私が呼びかけるも、カイトは黙って桜の花を見上げるだけだった。その様子に、私も少しだけ気落ちしてしまう。

カイトと私の血はつながっていない。カイトは今の夫の連れ子で、本当の母親はカイトを産んでまもなく、亡くなってしまったそうだ。7歳になるカイトもその事実は知っていて、夫は「自分のせいで母親が亡くなったと思っているかもしれない」と心配していた。その心配は私も同じだった。
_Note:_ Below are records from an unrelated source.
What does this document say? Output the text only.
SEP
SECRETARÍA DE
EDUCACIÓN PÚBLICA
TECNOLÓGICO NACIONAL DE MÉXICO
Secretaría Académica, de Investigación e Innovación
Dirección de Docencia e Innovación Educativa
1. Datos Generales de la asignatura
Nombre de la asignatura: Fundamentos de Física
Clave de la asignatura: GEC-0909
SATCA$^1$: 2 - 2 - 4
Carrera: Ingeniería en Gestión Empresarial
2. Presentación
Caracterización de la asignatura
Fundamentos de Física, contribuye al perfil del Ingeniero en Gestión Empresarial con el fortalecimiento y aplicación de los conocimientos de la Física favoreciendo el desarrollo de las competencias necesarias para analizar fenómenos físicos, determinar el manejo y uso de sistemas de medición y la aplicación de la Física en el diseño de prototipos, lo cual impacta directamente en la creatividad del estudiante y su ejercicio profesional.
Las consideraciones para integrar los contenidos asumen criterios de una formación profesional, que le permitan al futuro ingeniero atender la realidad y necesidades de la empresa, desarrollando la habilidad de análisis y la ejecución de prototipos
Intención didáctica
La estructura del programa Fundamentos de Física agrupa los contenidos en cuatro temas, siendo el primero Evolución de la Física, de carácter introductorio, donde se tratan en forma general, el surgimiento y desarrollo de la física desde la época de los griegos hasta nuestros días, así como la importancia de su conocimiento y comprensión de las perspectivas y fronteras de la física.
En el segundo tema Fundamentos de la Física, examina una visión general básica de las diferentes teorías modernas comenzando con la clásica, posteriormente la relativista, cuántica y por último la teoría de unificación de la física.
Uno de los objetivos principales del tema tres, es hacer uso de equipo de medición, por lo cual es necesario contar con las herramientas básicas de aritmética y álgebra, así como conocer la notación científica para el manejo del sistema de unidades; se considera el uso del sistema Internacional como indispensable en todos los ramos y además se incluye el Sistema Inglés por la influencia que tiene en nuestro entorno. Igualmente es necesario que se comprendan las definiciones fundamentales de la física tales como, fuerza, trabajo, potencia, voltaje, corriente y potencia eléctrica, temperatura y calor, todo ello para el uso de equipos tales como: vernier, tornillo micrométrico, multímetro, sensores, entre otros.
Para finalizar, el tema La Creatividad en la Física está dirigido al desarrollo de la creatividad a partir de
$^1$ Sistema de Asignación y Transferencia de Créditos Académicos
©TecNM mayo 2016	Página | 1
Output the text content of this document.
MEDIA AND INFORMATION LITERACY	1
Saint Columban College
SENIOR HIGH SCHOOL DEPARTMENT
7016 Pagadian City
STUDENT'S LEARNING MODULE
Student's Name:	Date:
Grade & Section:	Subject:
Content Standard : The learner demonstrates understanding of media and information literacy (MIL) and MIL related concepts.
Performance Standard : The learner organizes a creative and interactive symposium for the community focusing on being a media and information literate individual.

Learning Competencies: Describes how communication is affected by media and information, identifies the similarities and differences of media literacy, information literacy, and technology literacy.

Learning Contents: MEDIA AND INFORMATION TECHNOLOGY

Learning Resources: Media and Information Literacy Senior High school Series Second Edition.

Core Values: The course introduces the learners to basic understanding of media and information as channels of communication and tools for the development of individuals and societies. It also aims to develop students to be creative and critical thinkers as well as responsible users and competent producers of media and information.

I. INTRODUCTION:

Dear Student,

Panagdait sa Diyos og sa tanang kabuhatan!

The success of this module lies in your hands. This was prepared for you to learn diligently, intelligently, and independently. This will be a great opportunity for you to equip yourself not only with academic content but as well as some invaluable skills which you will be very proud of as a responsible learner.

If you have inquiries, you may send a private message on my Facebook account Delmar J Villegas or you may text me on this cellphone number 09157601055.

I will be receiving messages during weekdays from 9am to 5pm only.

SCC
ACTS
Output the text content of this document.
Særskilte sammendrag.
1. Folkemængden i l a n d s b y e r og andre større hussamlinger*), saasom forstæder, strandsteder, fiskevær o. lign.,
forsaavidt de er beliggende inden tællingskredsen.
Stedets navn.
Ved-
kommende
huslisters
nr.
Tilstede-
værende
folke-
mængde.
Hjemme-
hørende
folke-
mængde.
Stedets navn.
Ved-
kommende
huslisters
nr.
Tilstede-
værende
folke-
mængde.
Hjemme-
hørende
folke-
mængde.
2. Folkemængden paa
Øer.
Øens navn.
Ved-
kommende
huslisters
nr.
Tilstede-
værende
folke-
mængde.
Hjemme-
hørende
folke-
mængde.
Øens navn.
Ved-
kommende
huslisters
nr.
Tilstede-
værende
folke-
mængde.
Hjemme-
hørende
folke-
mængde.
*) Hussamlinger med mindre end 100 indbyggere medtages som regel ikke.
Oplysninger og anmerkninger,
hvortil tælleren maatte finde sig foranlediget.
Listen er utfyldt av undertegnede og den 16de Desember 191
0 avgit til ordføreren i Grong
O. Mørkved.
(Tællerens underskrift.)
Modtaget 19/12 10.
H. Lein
カイトは感情表現が乏しい子で、特に喜びや楽しみの感情が希薄だ。誕生日プレゼントを貰っても、遊びに連れて行ってもらっても、表情は堅いままだった。

そして今も、満開の桜に対して真顔を貫いている。

「あ、カイト。頭に桜の花びらがついているよ」

カイトの頭についた、一片の花びらを取る。同時に、カイトの頭も撫でてみた。

「……!」

カイトが一瞬、目を見開く。そして目線を泳がせた。

「どうしたの、カイト?」
「あ……その、しゃがんでほしい」

言われるまま、私はしゃがんでみる。するとカイトは私の頭に手を伸ばした。

「お、お母さんにも、花びらが」

これが、初めてカイトに「お母さん」と呼ばれた瞬間だった。